My last post upset a few people who are campaigning to reverse Brexit, because I was so pessimistic about the chances of a second referendum before we leave in early 2019. They mistook my pessimism for defeatism. I would never suggest that those fighting for a second referendum, or an end to Brexit by any other means, should give up, just because the outlook looks bleak. You can never be certain about how things will turn out.
The path to a second referendum is clearly laid out by Andrew Adonis in this Remainiacs Podcast. Two things have to happen. First Corbyn needs to start arguing for a second referendum, which Adonis thinks he will do in the summer or autumn. I think this is conceivable, although far from certain. I would merely note that Remainers who declare that Corbyn will never do so because he is a Brexiter at heart are not only wrong, but are therefore by implication far more pessimistic about Brexit than I am, because this first stage is a necessary condition if a second referendum is going to happen.
The second thing that has to happen is that a majority of MPs write in the need to hold a second referendum as an amendment to the Brexit bill, a bill which thanks to rebel Conservative MPs is now a requirement. Yet there is a world of difference between demanding a proper bill before leaving, and demanding a second referendum. The Brexiters will ensure the government throws everything into preventing a second referendum, including perhaps its own survival. As I said in that earlier post, I cannot see it happening in the current environment, and this is the source of my short term pessimism.
One of the reasons I am so pessimistic is related to an earlier post, where I talked about how anti-democratic the concept of the transition period is. I could imagine at least some Conservative MPs arguing for a second referendum when the exact nature of the final deal is known. The first referendum was a decision to put an offer in for a new house: now the surveys and council searches are in we can take a final decision.

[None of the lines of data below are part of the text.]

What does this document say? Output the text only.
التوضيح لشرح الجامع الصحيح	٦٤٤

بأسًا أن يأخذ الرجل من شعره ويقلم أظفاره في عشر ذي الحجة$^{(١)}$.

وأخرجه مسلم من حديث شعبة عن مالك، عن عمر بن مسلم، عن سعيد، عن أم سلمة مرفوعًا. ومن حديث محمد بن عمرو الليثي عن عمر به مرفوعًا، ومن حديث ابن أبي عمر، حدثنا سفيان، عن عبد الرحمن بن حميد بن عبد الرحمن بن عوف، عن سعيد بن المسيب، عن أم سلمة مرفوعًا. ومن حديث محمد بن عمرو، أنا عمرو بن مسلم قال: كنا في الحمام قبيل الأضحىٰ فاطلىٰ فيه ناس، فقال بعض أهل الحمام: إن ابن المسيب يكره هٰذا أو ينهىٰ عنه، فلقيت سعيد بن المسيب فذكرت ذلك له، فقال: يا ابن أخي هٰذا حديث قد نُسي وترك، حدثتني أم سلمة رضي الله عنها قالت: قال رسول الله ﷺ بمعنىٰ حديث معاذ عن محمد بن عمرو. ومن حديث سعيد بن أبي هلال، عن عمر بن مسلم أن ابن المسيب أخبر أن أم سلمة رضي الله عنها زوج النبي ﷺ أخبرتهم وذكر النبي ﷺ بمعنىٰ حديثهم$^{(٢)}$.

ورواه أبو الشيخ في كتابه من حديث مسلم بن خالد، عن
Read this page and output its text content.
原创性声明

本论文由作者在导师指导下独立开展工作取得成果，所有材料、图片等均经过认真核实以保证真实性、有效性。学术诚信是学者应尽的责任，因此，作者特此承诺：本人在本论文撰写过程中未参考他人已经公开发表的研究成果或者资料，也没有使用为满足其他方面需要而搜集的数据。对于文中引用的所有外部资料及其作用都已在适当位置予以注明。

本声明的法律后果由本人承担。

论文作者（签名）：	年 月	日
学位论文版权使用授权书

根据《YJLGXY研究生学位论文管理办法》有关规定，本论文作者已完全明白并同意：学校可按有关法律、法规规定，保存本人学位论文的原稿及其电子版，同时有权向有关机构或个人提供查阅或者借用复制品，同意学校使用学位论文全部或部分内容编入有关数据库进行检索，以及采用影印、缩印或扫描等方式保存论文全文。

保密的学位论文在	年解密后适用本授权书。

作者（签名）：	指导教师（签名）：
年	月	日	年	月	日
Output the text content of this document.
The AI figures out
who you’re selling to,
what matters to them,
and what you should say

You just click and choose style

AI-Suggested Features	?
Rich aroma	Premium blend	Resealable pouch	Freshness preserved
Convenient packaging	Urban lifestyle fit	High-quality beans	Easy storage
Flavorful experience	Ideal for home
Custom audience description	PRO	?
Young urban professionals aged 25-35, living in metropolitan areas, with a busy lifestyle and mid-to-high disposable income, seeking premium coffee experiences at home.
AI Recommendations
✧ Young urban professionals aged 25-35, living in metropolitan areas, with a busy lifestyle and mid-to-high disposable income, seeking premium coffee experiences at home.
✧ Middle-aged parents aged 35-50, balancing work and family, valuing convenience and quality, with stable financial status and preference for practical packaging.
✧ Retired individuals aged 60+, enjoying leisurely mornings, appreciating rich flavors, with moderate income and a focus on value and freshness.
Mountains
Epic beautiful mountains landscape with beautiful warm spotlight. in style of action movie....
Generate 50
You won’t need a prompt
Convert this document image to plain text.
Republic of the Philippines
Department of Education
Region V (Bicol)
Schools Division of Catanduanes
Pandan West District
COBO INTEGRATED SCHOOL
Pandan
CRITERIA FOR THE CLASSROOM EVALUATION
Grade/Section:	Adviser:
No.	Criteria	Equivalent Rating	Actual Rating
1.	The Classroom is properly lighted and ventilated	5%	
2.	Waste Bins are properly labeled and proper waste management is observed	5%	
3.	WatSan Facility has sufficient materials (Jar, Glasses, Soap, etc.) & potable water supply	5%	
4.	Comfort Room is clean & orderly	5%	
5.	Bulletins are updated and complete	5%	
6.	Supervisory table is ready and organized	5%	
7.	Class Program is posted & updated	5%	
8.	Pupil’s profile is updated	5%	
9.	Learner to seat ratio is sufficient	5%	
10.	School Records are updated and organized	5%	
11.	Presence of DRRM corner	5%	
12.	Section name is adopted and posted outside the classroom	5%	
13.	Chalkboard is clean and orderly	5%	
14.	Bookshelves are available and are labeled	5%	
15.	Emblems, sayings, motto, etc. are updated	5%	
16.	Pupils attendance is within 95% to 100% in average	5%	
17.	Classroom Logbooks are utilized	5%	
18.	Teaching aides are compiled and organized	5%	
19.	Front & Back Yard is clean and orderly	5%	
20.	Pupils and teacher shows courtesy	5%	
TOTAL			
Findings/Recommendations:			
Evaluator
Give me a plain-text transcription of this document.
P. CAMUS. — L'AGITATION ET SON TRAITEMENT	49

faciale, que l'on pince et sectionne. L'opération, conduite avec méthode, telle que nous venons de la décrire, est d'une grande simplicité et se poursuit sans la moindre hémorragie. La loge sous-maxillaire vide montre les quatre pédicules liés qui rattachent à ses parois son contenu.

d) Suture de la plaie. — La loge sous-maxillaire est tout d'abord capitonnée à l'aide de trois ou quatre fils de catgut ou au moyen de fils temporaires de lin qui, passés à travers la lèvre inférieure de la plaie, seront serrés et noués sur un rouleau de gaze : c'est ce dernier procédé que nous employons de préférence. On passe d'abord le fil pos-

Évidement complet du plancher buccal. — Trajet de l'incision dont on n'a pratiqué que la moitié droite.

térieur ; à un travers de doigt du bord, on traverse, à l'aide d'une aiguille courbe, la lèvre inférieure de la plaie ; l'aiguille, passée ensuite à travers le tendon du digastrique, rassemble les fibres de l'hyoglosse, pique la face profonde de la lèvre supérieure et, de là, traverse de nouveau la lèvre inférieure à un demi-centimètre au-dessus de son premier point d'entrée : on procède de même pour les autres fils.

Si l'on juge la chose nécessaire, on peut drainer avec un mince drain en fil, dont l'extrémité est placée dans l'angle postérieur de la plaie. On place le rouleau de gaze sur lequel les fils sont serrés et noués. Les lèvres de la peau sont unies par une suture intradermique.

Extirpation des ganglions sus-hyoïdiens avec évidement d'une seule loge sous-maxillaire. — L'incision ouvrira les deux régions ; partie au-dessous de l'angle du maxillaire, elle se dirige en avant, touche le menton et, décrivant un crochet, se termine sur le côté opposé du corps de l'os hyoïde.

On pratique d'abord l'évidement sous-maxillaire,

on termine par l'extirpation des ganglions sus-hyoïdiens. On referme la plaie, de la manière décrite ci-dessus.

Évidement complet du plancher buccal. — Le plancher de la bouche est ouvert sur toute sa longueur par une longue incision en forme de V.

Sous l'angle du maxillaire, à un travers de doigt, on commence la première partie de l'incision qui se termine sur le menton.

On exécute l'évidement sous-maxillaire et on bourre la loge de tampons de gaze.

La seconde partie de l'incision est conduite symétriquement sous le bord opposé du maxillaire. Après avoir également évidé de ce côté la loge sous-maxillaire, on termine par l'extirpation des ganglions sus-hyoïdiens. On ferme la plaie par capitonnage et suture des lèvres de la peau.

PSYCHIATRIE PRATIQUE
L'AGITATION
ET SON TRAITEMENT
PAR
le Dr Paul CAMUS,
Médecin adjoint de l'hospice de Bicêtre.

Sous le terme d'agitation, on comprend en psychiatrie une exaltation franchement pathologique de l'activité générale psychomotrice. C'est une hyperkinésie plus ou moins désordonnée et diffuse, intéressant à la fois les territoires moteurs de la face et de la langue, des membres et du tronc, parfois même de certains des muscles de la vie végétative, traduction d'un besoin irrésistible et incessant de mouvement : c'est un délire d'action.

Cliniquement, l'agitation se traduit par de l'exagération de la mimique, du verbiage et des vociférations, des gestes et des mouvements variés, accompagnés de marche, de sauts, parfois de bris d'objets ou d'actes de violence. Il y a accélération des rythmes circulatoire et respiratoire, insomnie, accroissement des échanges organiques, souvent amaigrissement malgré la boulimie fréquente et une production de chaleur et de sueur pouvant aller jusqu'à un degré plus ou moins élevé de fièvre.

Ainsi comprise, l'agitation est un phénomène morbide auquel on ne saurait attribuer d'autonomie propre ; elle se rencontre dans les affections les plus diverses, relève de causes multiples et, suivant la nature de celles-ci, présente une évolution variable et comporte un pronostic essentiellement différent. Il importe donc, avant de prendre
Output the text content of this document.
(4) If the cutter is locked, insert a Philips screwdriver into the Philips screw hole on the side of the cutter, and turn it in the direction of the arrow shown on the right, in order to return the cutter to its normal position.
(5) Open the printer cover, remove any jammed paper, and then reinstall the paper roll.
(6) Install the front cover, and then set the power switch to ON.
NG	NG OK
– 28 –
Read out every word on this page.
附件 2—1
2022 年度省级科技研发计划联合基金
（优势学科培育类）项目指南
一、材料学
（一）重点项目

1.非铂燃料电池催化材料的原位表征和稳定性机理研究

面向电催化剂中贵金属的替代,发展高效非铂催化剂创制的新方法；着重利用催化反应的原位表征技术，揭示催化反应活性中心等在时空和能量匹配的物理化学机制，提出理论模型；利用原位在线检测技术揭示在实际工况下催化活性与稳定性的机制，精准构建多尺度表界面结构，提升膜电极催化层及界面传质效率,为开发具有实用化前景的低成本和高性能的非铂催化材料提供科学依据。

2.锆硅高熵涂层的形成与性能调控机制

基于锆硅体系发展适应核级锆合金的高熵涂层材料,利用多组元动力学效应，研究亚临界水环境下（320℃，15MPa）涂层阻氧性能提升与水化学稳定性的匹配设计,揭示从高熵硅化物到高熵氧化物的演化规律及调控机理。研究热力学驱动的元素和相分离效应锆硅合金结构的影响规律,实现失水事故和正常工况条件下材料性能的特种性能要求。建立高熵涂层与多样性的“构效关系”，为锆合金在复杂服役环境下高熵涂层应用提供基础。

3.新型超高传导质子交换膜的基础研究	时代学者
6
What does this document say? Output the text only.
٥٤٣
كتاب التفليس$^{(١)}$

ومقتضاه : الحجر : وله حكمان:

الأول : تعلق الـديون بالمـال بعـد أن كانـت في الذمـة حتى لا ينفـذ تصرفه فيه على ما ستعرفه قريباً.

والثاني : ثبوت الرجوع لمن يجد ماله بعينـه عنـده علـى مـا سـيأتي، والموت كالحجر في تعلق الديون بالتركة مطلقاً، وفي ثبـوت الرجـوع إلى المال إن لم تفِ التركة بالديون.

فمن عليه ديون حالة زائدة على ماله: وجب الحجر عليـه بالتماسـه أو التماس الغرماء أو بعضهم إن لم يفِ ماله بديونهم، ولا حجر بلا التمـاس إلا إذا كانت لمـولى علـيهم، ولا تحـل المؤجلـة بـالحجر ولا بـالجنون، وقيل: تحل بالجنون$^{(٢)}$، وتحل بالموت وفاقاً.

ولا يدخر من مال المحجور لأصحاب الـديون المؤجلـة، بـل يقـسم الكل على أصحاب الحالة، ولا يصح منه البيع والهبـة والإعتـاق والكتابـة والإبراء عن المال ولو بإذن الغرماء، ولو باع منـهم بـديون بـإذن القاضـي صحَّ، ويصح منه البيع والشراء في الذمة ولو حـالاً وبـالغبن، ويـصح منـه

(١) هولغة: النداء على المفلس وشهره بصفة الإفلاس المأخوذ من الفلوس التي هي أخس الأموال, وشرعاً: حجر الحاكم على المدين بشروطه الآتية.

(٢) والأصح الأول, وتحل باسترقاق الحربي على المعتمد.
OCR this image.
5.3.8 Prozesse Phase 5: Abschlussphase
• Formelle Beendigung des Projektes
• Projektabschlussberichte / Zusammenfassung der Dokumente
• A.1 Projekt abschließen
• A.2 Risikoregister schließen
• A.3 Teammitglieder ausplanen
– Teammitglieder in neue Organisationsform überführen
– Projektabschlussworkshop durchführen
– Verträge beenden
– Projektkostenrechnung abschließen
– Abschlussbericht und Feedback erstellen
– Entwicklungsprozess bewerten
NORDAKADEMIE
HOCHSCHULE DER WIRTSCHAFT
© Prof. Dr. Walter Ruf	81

But, because of the transition period, what the final deal will be remains unclear, at least to most of the media and the public. The transition allows the Brexiters to continue to live in a fantasy land, where the final deal keeps all the advantages of being in the EU without any of the costs. I have argued, as have others, that the first stage agreement restricts the scope for what the final deal could look like, but this is denied by the government who are still busy eating cake. There is no reason for this to change in the next year, because the focus will be on the government’s futile attempts to avoid transition on EU terms. In this sense a second referendum will be just like the first: the realists will argue as hard as they can for reality, but reality will either not get a look in with the right wing press, or be balanced against fantasy by the broadcast media.
To threaten to bring down their government by voting for a second referendum, rebel Conservative MPs need a cast iron moral case. Alas because of transition they cannot argue that the second referendum will be a vote on the final deal, because the Brexiters can still claim the final deal will be all things to all men and women.